Chapter 9, Problem 9.1P

A slender missile is flying at Mach 1.5 at low altitude. Assume the wave generated by the nose of the missile is a Mach wave. This wave intersects the ground 559 ft behind the nose. At what altitude is the missile flying?

To determine

The altitude of flying missile.

Answer to Problem 9.1P

The altitude of flying missile is $499.98\text{ft}$ .

Explanation of Solution

Given:

The Mach number of slender missile is $M=1.5$ .

The horizontal distance is $H=559\text{ft}$ .

Formula Used:

The expression for the relation between Mach angle and Mach number is given as,

  $\sin \beta =\frac{1}{M}$

Here, $\beta$ is the Mach angle and $M$ is the Mach number.

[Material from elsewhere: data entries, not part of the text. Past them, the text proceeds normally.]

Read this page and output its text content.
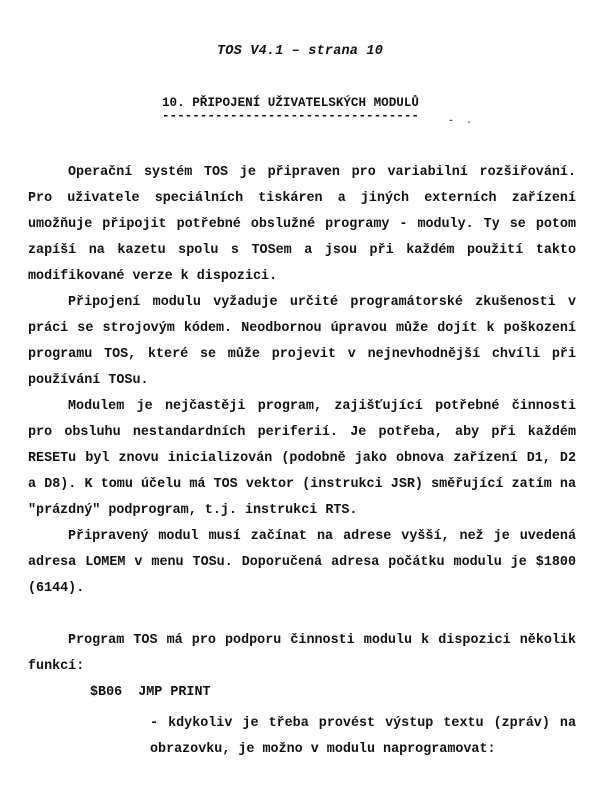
TOS V4.1 – strana 10
10. PŘIPOJENÍ UŽIVATELSKÝCH MODULŮ
----------------------------------	-  .

Operační systém TOS je připraven pro variabilní rozšiřování. Pro uživatele speciálních tiskáren a jiných externích zařízení umožňuje připojit potřebné obslužné programy - moduly. Ty se potom zapíší na kazetu spolu s TOSem a jsou při každém použití takto modifikované verze k dispozici.

Připojení modulu vyžaduje určité programátorské zkušenosti v práci se strojovým kódem. Neodbornou úpravou může dojít k poškození programu TOS, které se může projevit v nejnevhodnější chvíli při používání TOSu.

Modulem je nejčastěji program, zajišťující potřebné činnosti pro obsluhu nestandardních periferií. Je potřeba, aby při každém RESETu byl znovu inicializován (podobně jako obnova zařízení D1, D2 a D8). K tomu účelu má TOS vektor (instrukci JSR) směřující zatím na "prázdný" podprogram, t.j. instrukci RTS.

Připravený modul musí začínat na adrese vyšší, než je uvedená adresa LOMEM v menu TOSu. Doporučená adresa počátku modulu je $1800 (6144).

Program TOS má pro podporu činnosti modulu k dispozici několik funkcí:

$B06  JMP PRINT

- kdykoliv je třeba provést výstup textu (zpráv) na obrazovku, je možno v modulu naprogramovat:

The expression for the tan function can be given as,

  $\tan \theta =\frac{P}{B}$

Here, $\theta$ is the angle, $P$ is the perpendicular length, and $B$ is the base length.

Calculation:

The Mach angle can be calculated as,

  $\begin{array}{c}\sin \beta =\frac{1}{M}\\ \sin \beta =\frac{1}{1.5}\\ \beta ={\sin }^{-1}\left(\frac{1}{1.5}\right)\\ \beta =41.81\text{°}\end{array}$

The vertical distance can be calculated as,

  $\begin{array}{c}\tan \beta =\frac{V}{H}\\ \tan 41.81\text{°}=\frac{V}{559\text{ft}}\\ V=499.97\text{ft}\end{array}$

Conclusion:

Therefore, the altitude of missile is flying is $499.98\text{ft}$ .